If you think about it lucidly, all that tariffs have done is make the ‘protected’ industry more inefficient and unproductive. Thus they become inept bungling corporate messes.

And if you study economic theory, protectionism was proven to be too challenging for most fiscal policies, and is actually out of vogue. Very few nations have been able to pull it off, and those few have been the ones that have managed to use protectionism to improve the protected industry, and once the protection was lifted the industry was very robust and efficient.
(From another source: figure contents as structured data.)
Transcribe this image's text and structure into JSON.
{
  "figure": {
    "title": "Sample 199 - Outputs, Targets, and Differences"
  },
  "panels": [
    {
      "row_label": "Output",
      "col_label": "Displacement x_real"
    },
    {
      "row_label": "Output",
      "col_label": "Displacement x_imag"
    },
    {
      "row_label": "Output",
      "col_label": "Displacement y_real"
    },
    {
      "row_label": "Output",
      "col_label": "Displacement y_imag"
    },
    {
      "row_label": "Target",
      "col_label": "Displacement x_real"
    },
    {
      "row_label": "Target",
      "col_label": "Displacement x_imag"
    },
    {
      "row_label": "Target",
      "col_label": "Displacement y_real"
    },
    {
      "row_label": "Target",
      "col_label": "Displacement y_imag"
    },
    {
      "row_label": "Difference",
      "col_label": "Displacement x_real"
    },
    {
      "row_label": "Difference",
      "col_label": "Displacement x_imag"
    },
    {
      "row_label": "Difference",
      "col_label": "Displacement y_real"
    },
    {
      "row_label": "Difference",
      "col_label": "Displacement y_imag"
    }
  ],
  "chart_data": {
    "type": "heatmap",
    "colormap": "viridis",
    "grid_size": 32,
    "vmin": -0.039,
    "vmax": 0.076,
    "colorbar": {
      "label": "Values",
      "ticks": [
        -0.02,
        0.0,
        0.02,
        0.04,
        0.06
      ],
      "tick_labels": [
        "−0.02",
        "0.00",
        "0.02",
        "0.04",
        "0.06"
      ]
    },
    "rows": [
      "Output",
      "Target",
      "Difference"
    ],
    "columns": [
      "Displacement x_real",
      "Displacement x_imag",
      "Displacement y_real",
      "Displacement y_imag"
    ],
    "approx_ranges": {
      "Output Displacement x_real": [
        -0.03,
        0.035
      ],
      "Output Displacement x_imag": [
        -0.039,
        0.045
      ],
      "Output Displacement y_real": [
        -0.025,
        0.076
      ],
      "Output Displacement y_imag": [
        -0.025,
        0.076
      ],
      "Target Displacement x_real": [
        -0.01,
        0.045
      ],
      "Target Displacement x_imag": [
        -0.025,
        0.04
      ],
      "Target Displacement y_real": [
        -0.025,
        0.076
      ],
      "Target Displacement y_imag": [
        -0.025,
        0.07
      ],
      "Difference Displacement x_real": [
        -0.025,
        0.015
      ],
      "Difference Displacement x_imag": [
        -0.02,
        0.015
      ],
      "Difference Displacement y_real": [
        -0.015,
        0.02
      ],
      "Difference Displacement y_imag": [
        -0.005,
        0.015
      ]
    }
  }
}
However if you look at the examples in the US this is not the case. American protection is basically set up in a manner that only protects American jobs, but does not provide enough incentive for the industry to improve itself. And although the jobs are saved, for now, they soon disappear once the protection is lifted, and the industry is found to be even more inefficient than how it was at the beginning. And all the jobs that had been ‘saved’ disappear.

Take a look at the steel industry, and compare it to a country like Japan (which is one of the biggest steel exporters in the world). Japan is so efficient that it is in the top tier of steel exporters, even though it DOES NOT have any steel ore or mines whatsoever. It imports the ore, improves on it, and then exports it. The American steel industry on the other hand is pathetic. It is actually miraculous it still exists. And unlike the American Automobile industry which has somehow managed to survive (although I was reading an economic projection that said the Big Three American car makers will be out of business in the decade, or so foreign they are no longer ‘America’) , the steel industry seems facing outright extinction!

And all that protectionism will do is prolong the inevitable.